Configuring Spark to Access Data Catalog Metastore

  1. Access Apache Ambari.
  2. From the side toolbar, under Services select Spark3.
  3. Select the Configs tab, and then expand the Advanced spark3-defaults section.
  4. Add or update the spark.sql.hive.metastore.jars key with the following value:
    /usr/lib/oci-dcat-metastore-client/lib/integration/*:/usr/lib/oci-dcat-metastore-client/lib/*:/usr/lib/hive/lib/*:{{spark_home}}/jars/*
  5. Add or update the spark.sql.warehouse.dir key with the Object Storage path for the managed table. Example: oci://bucket-name@tenancy-name-of-bucket/path/to/managed/table/directory.
  6. Expand the Custom spark3-defaults section.
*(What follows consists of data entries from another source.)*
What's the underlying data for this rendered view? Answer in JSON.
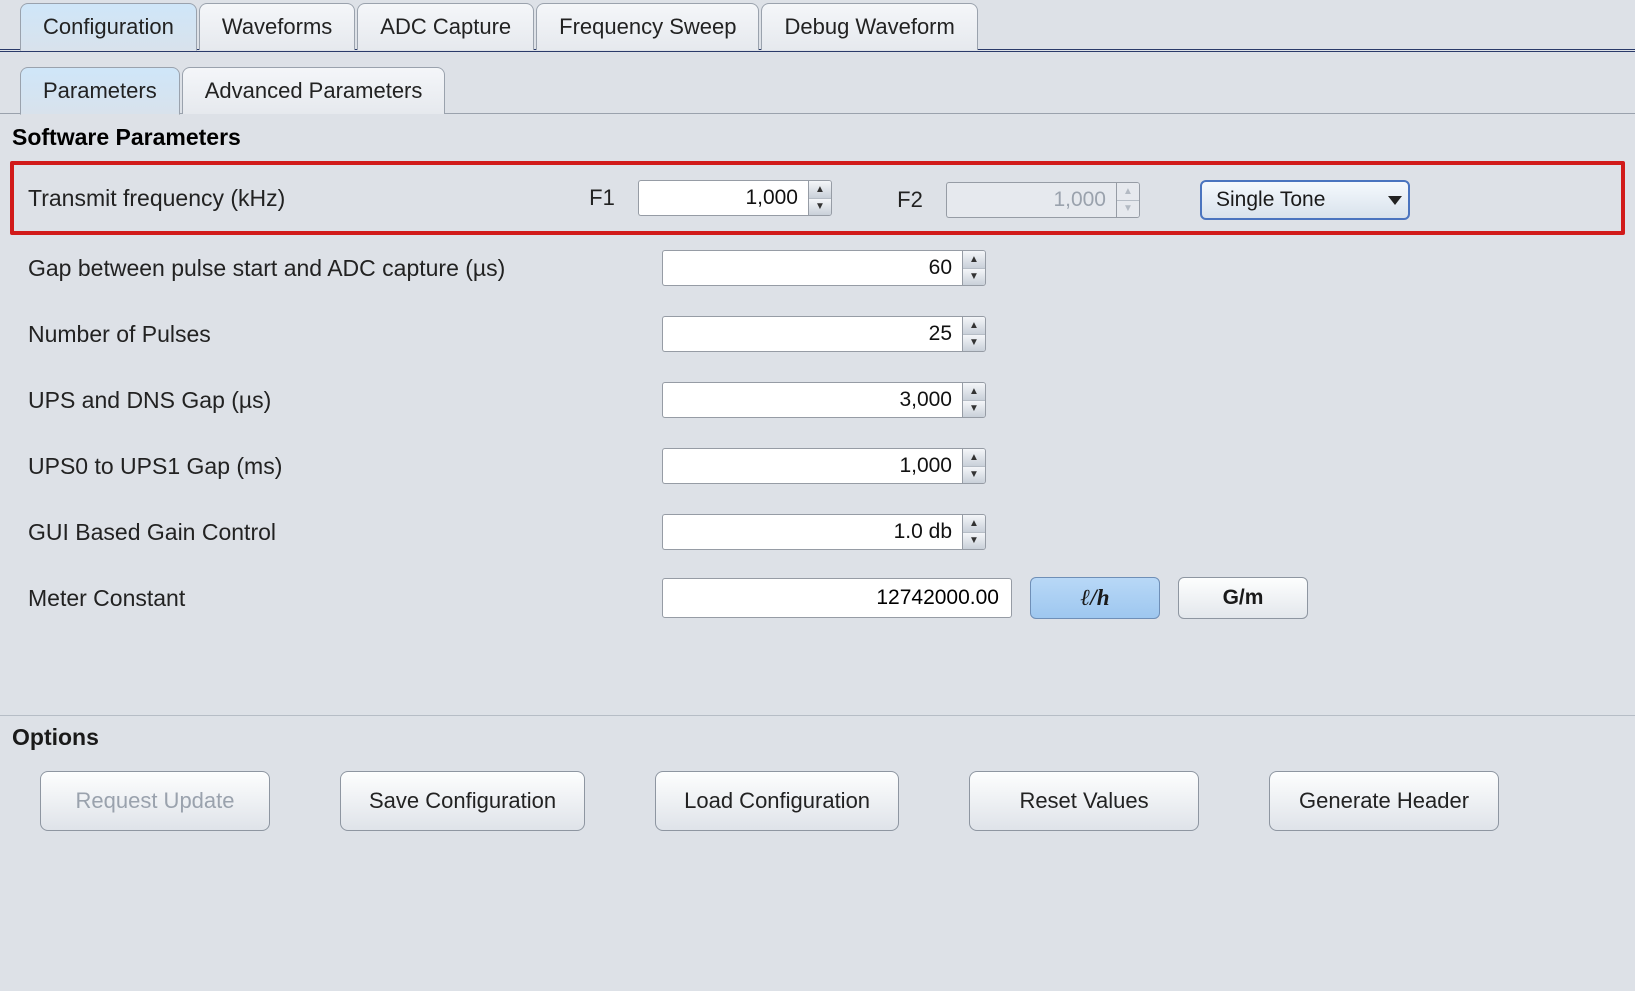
{
  "tabs": {
    "outer": [
      "Configuration",
      "Waveforms",
      "ADC Capture",
      "Frequency Sweep",
      "Debug Waveform"
    ],
    "outer_active": 0,
    "inner": [
      "Parameters",
      "Advanced Parameters"
    ],
    "inner_active": 0
  },
  "sections": {
    "software_parameters": "Software Parameters",
    "options": "Options"
  },
  "params": {
    "transmit_freq": {
      "label": "Transmit frequency (kHz)",
      "f1_label": "F1",
      "f1_value": "1,000",
      "f2_label": "F2",
      "f2_value": "1,000",
      "mode_selected": "Single Tone"
    },
    "gap_pulse_adc": {
      "label": "Gap between pulse start and ADC capture (µs)",
      "value": "60"
    },
    "num_pulses": {
      "label": "Number of Pulses",
      "value": "25"
    },
    "ups_dns_gap": {
      "label": "UPS and DNS Gap (µs)",
      "value": "3,000"
    },
    "ups0_ups1_gap": {
      "label": "UPS0 to UPS1 Gap (ms)",
      "value": "1,000"
    },
    "gain_control": {
      "label": "GUI Based Gain Control",
      "value": "1.0 db"
    },
    "meter_constant": {
      "label": "Meter Constant",
      "value": "12742000.00",
      "unit_lph": "ℓ/h",
      "unit_gpm": "G/m",
      "unit_active": "lph"
    }
  },
  "options": {
    "request_update": "Request Update",
    "save_config": "Save Configuration",
    "load_config": "Load Configuration",
    "reset_values": "Reset Values",
    "generate_header": "Generate Header"
  }
}
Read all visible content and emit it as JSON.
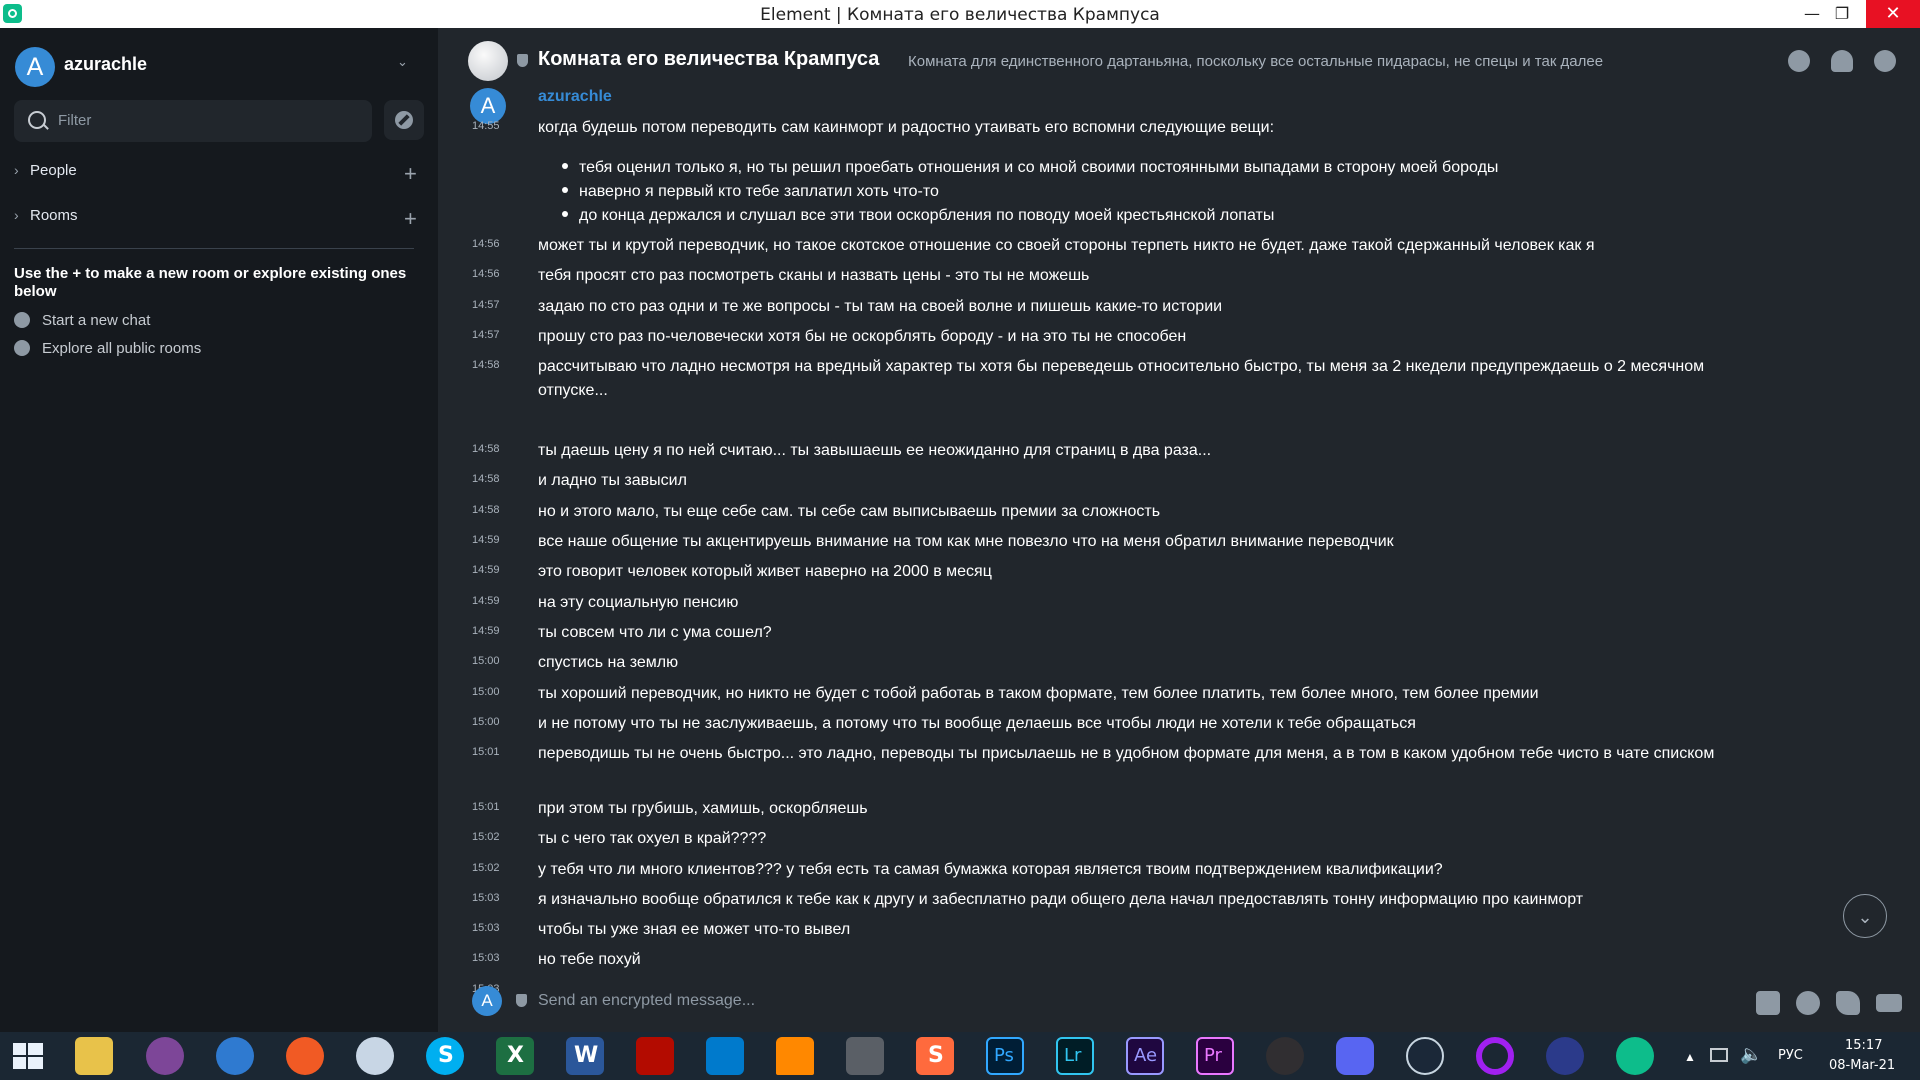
{
  "window": {
    "title": "Element | Комната его величества Крампуса",
    "minimize": "—",
    "maximize": "❐",
    "close": "✕"
  },
  "sidebar": {
    "account_initial": "A",
    "account_name": "azurachle",
    "filter_placeholder": "Filter",
    "sections": [
      {
        "label": "People"
      },
      {
        "label": "Rooms"
      }
    ],
    "hint": "Use the + to make a new room or explore existing ones below",
    "actions": [
      {
        "label": "Start a new chat"
      },
      {
        "label": "Explore all public rooms"
      }
    ]
  },
  "room": {
    "name": "Комната его величества Крампуса",
    "topic": "Комната для единственного дартаньяна, поскольку все остальные пидарасы, не спецы и так далее"
  },
  "timeline": {
    "sender_initial": "A",
    "sender": "azurachle",
    "messages": [
      {
        "time": "14:55",
        "text": "когда будешь потом переводить сам каинморт и радостно утаивать его вспомни следующие вещи:"
      },
      {
        "time": "14:56",
        "text": "может ты и крутой переводчик, но такое скотское отношение со своей стороны терпеть никто не будет. даже такой сдержанный человек как я"
      },
      {
        "time": "14:56",
        "text": "тебя просят сто раз посмотреть сканы и назвать цены - это ты не можешь"
      },
      {
        "time": "14:57",
        "text": "задаю по сто раз одни и те же вопросы - ты там на своей волне и пишешь какие-то истории"
      },
      {
        "time": "14:57",
        "text": "прошу сто раз по-человечески хотя бы не оскорблять бороду - и на это ты не способен"
      },
      {
        "time": "14:58",
        "text": "рассчитываю что ладно несмотря на вредный характер ты хотя бы переведешь относительно быстро, ты меня за 2 нкедели предупреждаешь о 2 месячном отпуске..."
      },
      {
        "time": "14:58",
        "text": "ты даешь цену я по ней считаю... ты завышаешь ее неожиданно для страниц в два раза..."
      },
      {
        "time": "14:58",
        "text": "и ладно ты завысил"
      },
      {
        "time": "14:58",
        "text": "но и этого мало, ты еще себе сам. ты себе сам выписываешь премии за сложность"
      },
      {
        "time": "14:59",
        "text": "все наше общение ты акцентируешь внимание на том как мне повезло что на меня обратил внимание переводчик"
      },
      {
        "time": "14:59",
        "text": "это говорит человек который живет наверно на 2000 в месяц"
      },
      {
        "time": "14:59",
        "text": "на эту социальную пенсию"
      },
      {
        "time": "14:59",
        "text": "ты совсем что ли с ума сошел?"
      },
      {
        "time": "15:00",
        "text": "спустись на землю"
      },
      {
        "time": "15:00",
        "text": "ты хороший переводчик, но никто не будет с тобой работаь в таком формате, тем более платить, тем более много, тем более премии"
      },
      {
        "time": "15:00",
        "text": "и не потому что ты не заслуживаешь, а потому что ты вообще делаешь все чтобы люди не хотели к тебе обращаться"
      },
      {
        "time": "15:01",
        "text": "переводишь ты не очень быстро... это ладно, переводы ты присылаешь не в удобном формате для меня, а в том в каком удобном тебе чисто в чате списком"
      },
      {
        "time": "15:01",
        "text": "при этом ты грубишь, хамишь, оскорбляешь"
      },
      {
        "time": "15:02",
        "text": "ты с чего так охуел в край????"
      },
      {
        "time": "15:02",
        "text": "у тебя что ли много клиентов??? у тебя есть та самая бумажка которая является твоим подтверждением квалификации?"
      },
      {
        "time": "15:03",
        "text": "я изначально вообще обратился к тебе как к другу и забесплатно ради общего дела начал предоставлять тонну информацию про каинморт"
      },
      {
        "time": "15:03",
        "text": "чтобы ты уже зная ее может что-то вывел"
      },
      {
        "time": "15:03",
        "text": "но тебе похуй"
      },
      {
        "time": "15:03",
        "text": ""
      }
    ],
    "bullets": [
      "тебя оценил только я, но ты решил проебать отношения и со мной своими постоянными выпадами в сторону моей бороды",
      "наверно я первый кто тебе заплатил хоть что-то",
      "до конца держался и слушал все эти твои оскорбления по поводу моей крестьянской лопаты"
    ]
  },
  "composer": {
    "initial": "A",
    "placeholder": "Send an encrypted message..."
  },
  "taskbar": {
    "apps": [
      "Windows",
      "Explorer",
      "Tor",
      "Browser",
      "Firefox",
      "Bubble",
      "Skype",
      "Excel",
      "Word",
      "Acrobat",
      "VS Code",
      "VLC",
      "Downloader",
      "Sublime",
      "Photoshop",
      "Lightroom",
      "After Effects",
      "Premiere",
      "OBS",
      "Discord",
      "Steam",
      "Opera",
      "VPN",
      "Element"
    ],
    "app_glyphs": {
      "ps": "Ps",
      "lr": "Lr",
      "ae": "Ae",
      "pr": "Pr",
      "x": "X",
      "w": "W",
      "s": "S"
    },
    "lang": "РУС",
    "time": "15:17",
    "date": "08-Mar-21"
  },
  "colors": {
    "accent": "#0dbd8b",
    "link": "#368bd6",
    "background": "#21262c",
    "sidebar": "#15191e"
  }
}
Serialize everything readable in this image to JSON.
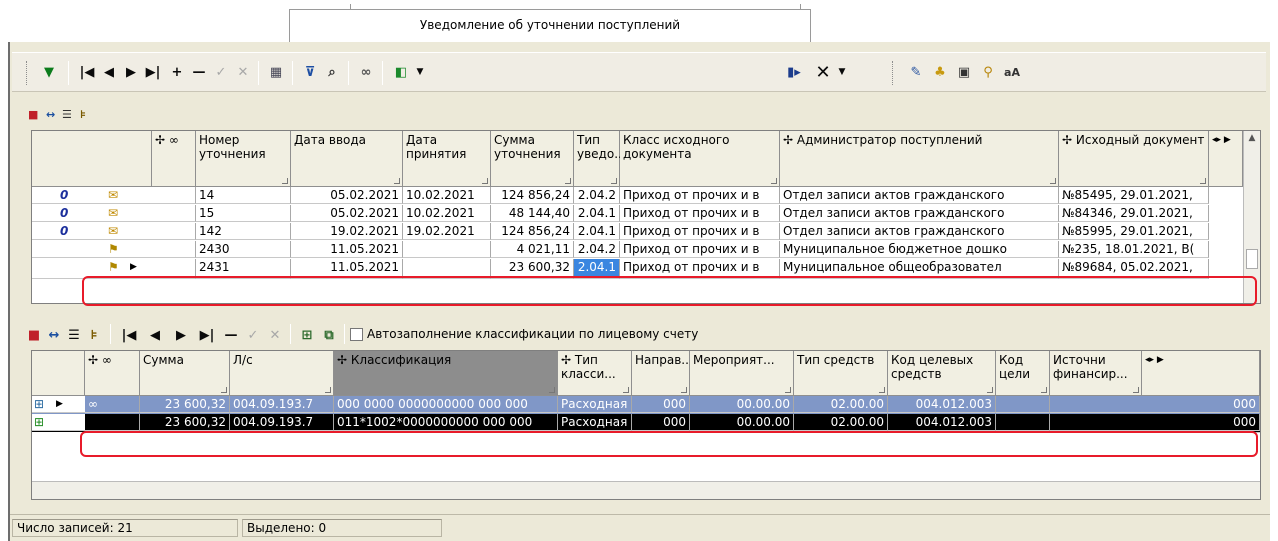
{
  "tab": {
    "title": "Уведомление об уточнении поступлений"
  },
  "toolbar2": {
    "autofill_label": "Автозаполнение классификации по лицевому счету"
  },
  "top_grid": {
    "columns": [
      "Номер уточнения",
      "Дата ввода",
      "Дата принятия",
      "Сумма уточнения",
      "Тип уведо...",
      "Класс исходного документа",
      "Администратор поступлений",
      "Исходный документ"
    ],
    "rows": [
      [
        "14",
        "05.02.2021",
        "10.02.2021",
        "124 856,24",
        "2.04.2",
        "Приход от прочих и в",
        "Отдел записи актов гражданского",
        "№85495, 29.01.2021,"
      ],
      [
        "15",
        "05.02.2021",
        "10.02.2021",
        "48 144,40",
        "2.04.1",
        "Приход от прочих и в",
        "Отдел записи актов гражданского",
        "№84346, 29.01.2021,"
      ],
      [
        "142",
        "19.02.2021",
        "19.02.2021",
        "124 856,24",
        "2.04.1",
        "Приход от прочих и в",
        "Отдел записи актов гражданского",
        "№85995, 29.01.2021,"
      ],
      [
        "2430",
        "11.05.2021",
        "",
        "4 021,11",
        "2.04.2",
        "Приход от прочих и в",
        "Муниципальное бюджетное дошко",
        "№235, 18.01.2021, B("
      ],
      [
        "2431",
        "11.05.2021",
        "",
        "23 600,32",
        "2.04.1",
        "Приход от прочих и в",
        "Муниципальное общеобразовател",
        "№89684, 05.02.2021,"
      ]
    ],
    "row_markers": [
      "0",
      "0",
      "0",
      "",
      ""
    ]
  },
  "bottom_grid": {
    "columns": [
      "Сумма",
      "Л/с",
      "Классификация",
      "Тип класси...",
      "Направ..",
      "Мероприят...",
      "Тип средств",
      "Код целевых средств",
      "Код цели",
      "Источни финансир..."
    ],
    "rows": [
      [
        "23 600,32",
        "004.09.193.7",
        "000 0000 0000000000 000 000",
        "Расходная",
        "000",
        "00.00.00",
        "02.00.00",
        "004.012.003",
        "",
        "000"
      ],
      [
        "23 600,32",
        "004.09.193.7",
        "011*1002*0000000000 000 000",
        "Расходная",
        "000",
        "00.00.00",
        "02.00.00",
        "004.012.003",
        "",
        "000"
      ]
    ]
  },
  "status": {
    "count_label": "Число записей: 21",
    "selected_label": "Выделено: 0"
  },
  "colors": {
    "highlight_red": "#e81b2a",
    "selection_blue": "#8097c7",
    "active_cell": "#3a86e0"
  }
}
  7. Add or update the spark.driver.extraJavaOptions key with the following value:
    -Doracle.dcat.metastore.client.show_provider_details=true -Doracle.dcat.metastore.client.custom.authentication_provider=com.oracle.pic.dcat.metastore.commons.auth.provider.UserPrincipalsCustomAuthenticationDetailsProvider -DOCI_TENANT_METADATA=ocid1.tenancy.oc1.<unique_ID> -DOCI_REGION_METADATA=<region-identifier> -DOCI_USER_METADATA=ocid1.user.oc1.<unique_ID> -DOCI_FINGERPRINT_METADATA=<user-finger-print> -DOCI_PVT_KEY_FILE_PATH=/private <key-file-path.pem> -DOCI_PASSPHRASE_METADATA="<passphase-of-the-key>" -Doci.metastore.uris=https://datacatalog.<region>.oci.oraclecloud.com:443 -Doracle.dcat.metastore.id=ocid1.datacatalogmetastore.oc1.<unique_ID>
  8. Add or update the spark.hadoop.fs.AbstractFileSystem.oci.impl key with the value com.oracle.bmc.hdfs.Bmc.
  9. Add or update the spark.hadoop.fs.oci.client.hostname key with the Object Storage URL. Example: https://objectstorage.<region-identifier>.oraclecloud.com.
  10. Expand the Custom spark3-hive-site-override section.
  11. Add or update the hive.metastore.uris key with the URL of the metastore. Example: https://datacatalog.<region-identifier>.oci.oraclecloud.com:443.
  12. Add or update the hive.metastore.warehouse.dir key with the Object Storage path for the managed table. Example: oci://bucket-name@tenancy-name-of-bucket/path/to/managed/table/directory.
  13. Add or update the hive.metastore.warehouse.external.dir key with the Object Storage path for the external table. Example: oci://bucket-name@tenancy-name-of-bucket/path/to/external/table/directory.
  14. Expand the Advanced spark3-thrift-sparkconf section.
  15. Add or update the spark.sql.hive.metastore.jars key with the following value:
    /usr/lib/oci-dcat-metastore-client/lib/integration/*:/usr/lib/oci-dcat-metastore-client/lib/*:/usr/lib/hive/lib/*:{{spark_home}}/jars/*
    Note

    Ensure you don't have :{{hadoop_home}}/lib/*.
  16. Expand the Custom spark3-thrift-sparkconf section.
  17. Add or update the spark.driver.extraJavaOptions key with the following value:
    -Doracle.dcat.metastore.client.show_provider_details=true -Doracle.dcat.metastore.client.custom.authentication_provider=com.oracle.pic.dcat.metastore.commons.auth.provider.UserPrincipalsCustomAuthenticationDetailsProvider -DOCI_TENANT_METADATA=ocid1.tenancy.oc1.<unique_ID> -DOCI_REGION_METADATA=<region-identifier> -DOCI_USER_METADATA=ocid1.user.oc1.<unique_ID> -DOCI_FINGERPRINT_METADATA=<user-finger-print> -DOCI_PVT_KEY_FILE_PATH=/private <key-file-path.pem> -DOCI_PASSPHRASE_METADATA="<passphase-of-the-key>" -Doci.metastore.uris=https://datacatalog.<region>.oci.oraclecloud.com:443 -Doracle.dcat.metastore.id=ocid1.datacatalogmetastore.oc1.<unique_ID>
  18. Select Restart to restart the Spark service in the Big Data Service cluster.